I know everyone likes unhealthy snacks, I would buy them in limited quantities, Portion them out ahead of time and then you can better know how much she is eating.

As others suggested start phasing in more healthy snacks. If you are home maybe you could spend time with the kids making a snack like a more healthy cookie, hot out of the oven. Yummy and it gets them involved and give you bonding time.
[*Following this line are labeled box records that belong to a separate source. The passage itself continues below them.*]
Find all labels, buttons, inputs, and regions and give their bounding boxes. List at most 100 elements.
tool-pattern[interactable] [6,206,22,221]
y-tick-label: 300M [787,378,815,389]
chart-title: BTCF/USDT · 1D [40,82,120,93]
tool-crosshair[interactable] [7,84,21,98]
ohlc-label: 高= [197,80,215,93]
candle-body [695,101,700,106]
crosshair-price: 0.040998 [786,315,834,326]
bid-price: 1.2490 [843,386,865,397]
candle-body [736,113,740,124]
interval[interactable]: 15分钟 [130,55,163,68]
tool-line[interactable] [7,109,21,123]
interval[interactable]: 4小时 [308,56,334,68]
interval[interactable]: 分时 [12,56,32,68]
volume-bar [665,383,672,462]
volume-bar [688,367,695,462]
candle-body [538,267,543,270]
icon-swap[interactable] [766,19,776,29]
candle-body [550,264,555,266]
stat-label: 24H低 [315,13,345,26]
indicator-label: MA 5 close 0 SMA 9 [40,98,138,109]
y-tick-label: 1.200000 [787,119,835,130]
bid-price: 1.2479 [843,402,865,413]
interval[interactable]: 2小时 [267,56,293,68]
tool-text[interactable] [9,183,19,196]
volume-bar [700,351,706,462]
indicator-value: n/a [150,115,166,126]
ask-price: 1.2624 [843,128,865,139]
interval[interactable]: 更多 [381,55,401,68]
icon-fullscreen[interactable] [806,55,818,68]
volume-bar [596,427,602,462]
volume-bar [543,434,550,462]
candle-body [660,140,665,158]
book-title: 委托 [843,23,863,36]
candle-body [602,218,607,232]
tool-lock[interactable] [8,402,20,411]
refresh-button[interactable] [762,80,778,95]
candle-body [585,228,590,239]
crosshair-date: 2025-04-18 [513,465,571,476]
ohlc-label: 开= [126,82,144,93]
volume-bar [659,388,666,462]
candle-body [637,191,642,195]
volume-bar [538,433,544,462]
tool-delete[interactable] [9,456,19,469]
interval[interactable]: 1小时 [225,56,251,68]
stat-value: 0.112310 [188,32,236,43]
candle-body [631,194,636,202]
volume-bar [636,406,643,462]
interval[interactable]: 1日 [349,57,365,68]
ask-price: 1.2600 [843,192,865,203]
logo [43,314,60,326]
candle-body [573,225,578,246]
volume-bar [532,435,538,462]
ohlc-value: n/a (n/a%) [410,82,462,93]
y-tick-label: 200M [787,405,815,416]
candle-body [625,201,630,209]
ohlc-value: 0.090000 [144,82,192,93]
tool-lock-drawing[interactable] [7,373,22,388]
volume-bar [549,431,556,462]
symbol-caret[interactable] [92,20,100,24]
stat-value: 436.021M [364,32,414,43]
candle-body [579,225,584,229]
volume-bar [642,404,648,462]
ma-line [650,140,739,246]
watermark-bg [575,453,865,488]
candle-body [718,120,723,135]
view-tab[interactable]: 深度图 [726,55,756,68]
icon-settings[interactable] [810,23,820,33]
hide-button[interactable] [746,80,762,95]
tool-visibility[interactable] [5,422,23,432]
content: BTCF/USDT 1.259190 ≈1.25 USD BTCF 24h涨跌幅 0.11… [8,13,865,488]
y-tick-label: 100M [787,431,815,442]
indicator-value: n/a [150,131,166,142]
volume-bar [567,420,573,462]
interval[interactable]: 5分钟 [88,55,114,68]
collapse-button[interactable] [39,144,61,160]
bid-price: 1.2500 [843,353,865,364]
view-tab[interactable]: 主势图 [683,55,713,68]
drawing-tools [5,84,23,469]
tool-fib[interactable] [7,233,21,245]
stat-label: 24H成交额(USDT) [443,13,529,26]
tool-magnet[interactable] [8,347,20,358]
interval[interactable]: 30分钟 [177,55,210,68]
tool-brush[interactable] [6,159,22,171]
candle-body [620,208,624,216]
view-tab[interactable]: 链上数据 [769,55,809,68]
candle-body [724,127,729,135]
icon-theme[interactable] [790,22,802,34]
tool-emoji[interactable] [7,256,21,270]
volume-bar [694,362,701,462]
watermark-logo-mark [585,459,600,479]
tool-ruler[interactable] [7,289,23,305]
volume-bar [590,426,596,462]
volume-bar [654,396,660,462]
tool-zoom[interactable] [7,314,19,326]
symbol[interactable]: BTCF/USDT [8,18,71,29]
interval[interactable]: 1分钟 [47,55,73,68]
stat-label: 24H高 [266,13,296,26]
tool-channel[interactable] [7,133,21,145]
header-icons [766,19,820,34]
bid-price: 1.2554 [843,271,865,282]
All reprimands need to come from her Dad.

Good luck!
 
While I am out of work, I have become a stay at home mom. My girls seem like they want to eat from the minute they walk in the door until bedtime. I am okay with some unhealthy snacks, like soda, chips, cookies, etc. but I make them ask before they get something. My girls are used to it so they are pretty good at doing so. My boyfriend's daughter not so much. She's used to being home solo (his parents live upstairs) so she just ate whenever, whatever til he got home. If I make a gallon of kool-aid, she will drink it glass after glass. I am constantly having to "remind" her to ask me when the other girls come ask for what she is eating. Of course, she is eating the unhealthy snacks constantly. Its driving me crazy. I just bought a coke because I get migraines and the caffeine helps them. She just walked by drinking a glass. I made her pour it out. Rules are rules. If she has it, the girls want it. I have said something to her dad and he said he will talk to her. But it keeps happening. Any ideas? Aside from eating a bunch of junk, i think her eating needs to be monitored because diabetes runs in my boyfriends family...he has it as well.

Btw, she just turned 10

This is not your child so that makes the situation very hard to navigate.

You can put the snacks under lock and key. I think that is probably the way to go. That way she will have to ask and it will teach her to ask.

Keep the healthy snacks available for the kids to get whenever they want.